Fehler 3: Angebote mit unterschiedlicher Tilgung vergleichen. Ein Angebot mit 3,4 % und 2 % Tilgung sieht neben 3,5 % mit 3 % Tilgung günstiger aus, weil die Monatsrate niedriger ist. Sie zahlen aber langsamer zurück und haben am Ende der Zinsbindung mehr Restschuld. Vergleichbar werden Angebote nur, wenn Darlehenssumme, Zinsbindung, Tilgungssatz und Sondertilgungsrecht identisch sind. Die entscheidende Vergleichszahl ist dann die Restschuld zum Ablauf der Zinsbindung.

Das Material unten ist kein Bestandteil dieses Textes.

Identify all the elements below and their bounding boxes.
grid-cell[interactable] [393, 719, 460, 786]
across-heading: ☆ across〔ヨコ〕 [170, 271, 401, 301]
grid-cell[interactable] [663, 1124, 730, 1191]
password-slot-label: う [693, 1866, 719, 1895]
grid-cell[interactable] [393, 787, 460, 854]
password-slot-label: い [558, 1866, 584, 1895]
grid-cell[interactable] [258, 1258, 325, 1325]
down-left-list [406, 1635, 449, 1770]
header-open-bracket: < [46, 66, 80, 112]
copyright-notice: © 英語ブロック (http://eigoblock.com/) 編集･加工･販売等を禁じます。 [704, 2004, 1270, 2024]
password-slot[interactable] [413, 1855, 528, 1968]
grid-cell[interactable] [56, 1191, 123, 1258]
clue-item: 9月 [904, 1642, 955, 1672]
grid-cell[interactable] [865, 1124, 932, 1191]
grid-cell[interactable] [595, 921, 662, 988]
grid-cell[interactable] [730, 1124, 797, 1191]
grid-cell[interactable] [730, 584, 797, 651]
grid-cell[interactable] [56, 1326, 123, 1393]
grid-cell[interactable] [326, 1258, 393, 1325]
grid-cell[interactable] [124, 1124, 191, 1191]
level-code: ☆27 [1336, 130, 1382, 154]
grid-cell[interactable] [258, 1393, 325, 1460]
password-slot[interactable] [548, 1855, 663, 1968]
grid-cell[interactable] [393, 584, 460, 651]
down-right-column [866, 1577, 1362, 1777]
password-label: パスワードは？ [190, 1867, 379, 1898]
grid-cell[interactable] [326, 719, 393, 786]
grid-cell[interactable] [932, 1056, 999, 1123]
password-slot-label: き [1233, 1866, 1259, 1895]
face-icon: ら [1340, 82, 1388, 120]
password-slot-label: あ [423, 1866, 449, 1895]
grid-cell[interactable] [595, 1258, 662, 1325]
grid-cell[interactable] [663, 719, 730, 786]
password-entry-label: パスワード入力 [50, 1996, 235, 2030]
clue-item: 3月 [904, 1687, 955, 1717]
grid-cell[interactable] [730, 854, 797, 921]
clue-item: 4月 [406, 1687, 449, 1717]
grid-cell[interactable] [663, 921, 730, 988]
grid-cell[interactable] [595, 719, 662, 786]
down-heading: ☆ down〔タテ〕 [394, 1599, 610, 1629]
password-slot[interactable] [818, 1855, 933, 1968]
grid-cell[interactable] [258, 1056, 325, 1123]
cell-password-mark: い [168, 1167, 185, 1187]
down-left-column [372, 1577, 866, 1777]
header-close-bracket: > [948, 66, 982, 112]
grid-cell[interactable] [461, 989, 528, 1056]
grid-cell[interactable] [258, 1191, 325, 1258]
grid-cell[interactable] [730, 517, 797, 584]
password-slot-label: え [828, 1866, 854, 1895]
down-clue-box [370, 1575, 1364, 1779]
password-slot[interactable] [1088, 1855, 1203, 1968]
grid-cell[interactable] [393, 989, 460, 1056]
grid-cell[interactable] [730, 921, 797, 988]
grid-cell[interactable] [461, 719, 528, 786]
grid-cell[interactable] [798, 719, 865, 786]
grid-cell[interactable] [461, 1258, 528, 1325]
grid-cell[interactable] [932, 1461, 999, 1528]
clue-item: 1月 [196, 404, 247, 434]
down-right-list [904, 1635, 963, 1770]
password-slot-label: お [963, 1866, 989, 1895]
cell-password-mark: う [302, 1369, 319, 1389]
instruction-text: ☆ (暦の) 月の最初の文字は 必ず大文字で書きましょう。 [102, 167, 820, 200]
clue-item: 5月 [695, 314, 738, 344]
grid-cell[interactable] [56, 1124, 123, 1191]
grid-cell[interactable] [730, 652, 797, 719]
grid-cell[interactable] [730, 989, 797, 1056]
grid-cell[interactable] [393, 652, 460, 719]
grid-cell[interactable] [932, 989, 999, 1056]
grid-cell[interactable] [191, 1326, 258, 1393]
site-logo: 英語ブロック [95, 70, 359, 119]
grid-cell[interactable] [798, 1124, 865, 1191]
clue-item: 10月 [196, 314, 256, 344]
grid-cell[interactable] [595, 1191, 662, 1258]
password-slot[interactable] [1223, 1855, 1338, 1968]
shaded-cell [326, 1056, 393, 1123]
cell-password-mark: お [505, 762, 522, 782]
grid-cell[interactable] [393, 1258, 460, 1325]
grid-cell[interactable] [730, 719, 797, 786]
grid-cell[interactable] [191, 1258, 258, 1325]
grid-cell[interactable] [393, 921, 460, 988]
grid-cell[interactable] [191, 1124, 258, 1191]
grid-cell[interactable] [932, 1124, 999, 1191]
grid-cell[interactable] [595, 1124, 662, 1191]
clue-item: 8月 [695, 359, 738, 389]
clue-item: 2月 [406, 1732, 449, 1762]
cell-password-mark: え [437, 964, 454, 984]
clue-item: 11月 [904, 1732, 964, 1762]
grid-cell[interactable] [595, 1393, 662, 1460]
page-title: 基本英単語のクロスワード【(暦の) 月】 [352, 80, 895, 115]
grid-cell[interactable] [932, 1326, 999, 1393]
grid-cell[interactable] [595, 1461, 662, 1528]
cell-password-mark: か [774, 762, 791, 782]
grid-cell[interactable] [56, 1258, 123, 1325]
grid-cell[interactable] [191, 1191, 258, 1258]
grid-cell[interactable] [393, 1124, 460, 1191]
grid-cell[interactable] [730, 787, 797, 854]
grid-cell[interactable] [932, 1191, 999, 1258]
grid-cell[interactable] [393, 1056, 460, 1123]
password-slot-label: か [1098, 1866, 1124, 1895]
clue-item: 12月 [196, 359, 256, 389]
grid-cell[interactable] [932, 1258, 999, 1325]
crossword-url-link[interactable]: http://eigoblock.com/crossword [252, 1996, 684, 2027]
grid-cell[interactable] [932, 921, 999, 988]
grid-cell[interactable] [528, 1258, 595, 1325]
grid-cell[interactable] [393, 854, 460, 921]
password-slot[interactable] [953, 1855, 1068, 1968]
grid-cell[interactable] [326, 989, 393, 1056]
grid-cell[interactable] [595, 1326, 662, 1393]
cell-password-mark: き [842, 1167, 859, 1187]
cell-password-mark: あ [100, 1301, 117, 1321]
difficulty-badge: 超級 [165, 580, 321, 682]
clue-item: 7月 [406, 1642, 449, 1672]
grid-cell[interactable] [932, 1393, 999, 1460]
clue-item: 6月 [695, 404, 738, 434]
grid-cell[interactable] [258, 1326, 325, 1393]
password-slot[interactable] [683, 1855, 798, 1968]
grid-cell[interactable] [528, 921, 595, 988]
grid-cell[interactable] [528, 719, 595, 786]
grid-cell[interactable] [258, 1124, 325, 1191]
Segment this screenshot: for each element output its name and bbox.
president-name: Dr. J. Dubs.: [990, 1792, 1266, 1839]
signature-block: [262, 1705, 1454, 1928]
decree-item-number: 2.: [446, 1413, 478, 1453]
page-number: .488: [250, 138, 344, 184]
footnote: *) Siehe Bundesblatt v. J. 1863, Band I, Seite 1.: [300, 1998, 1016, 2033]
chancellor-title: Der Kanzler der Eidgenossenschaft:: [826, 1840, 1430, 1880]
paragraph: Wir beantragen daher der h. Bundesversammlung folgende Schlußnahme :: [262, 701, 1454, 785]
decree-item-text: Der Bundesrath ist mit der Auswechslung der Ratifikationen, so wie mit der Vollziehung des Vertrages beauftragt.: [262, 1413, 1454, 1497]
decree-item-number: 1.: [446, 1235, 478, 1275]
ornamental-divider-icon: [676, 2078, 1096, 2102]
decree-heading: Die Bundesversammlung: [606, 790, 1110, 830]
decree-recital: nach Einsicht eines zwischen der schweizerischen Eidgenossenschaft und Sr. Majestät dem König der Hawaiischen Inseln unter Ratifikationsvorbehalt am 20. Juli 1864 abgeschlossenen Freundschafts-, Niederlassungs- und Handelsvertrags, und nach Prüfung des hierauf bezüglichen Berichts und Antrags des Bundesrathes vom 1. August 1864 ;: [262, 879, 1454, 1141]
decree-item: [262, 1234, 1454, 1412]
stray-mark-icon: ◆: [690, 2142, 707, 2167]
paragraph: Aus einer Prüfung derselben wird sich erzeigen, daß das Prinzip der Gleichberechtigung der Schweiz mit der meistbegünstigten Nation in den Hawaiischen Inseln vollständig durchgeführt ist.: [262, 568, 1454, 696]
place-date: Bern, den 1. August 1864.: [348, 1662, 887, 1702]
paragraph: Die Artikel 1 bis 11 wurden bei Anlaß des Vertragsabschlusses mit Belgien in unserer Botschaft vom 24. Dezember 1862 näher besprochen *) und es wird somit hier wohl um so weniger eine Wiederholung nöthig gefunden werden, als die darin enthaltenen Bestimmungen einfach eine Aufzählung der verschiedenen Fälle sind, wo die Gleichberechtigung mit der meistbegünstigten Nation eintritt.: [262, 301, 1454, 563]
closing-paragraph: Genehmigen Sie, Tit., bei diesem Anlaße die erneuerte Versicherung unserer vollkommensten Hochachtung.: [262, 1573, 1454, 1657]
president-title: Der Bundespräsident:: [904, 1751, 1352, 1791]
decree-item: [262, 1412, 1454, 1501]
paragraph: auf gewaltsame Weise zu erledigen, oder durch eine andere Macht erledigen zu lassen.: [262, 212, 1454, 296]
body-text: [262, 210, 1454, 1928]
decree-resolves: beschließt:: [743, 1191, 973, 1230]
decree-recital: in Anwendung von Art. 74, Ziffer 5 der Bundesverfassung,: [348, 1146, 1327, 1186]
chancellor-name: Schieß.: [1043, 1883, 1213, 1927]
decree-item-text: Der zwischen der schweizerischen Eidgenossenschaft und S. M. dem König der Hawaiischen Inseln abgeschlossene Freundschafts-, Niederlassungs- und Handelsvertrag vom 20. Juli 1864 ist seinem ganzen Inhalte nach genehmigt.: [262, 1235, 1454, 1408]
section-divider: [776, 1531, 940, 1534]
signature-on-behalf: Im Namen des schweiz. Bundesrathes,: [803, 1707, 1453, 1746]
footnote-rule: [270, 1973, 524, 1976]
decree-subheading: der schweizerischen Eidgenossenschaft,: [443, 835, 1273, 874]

⚠️ Achtung: Fehler 4: Zu viele SCHUFA-Anfragen. Lassen Sie Angebote als Konditionsanfrage stellen, nicht als Kreditanfrage. Eine Konditionsanfrage ist SCHUFA-neutral, mehrere echte Kreditanfragen können Ihren Score drücken, ausgerechnet während Sie um den besten Zins verhandeln.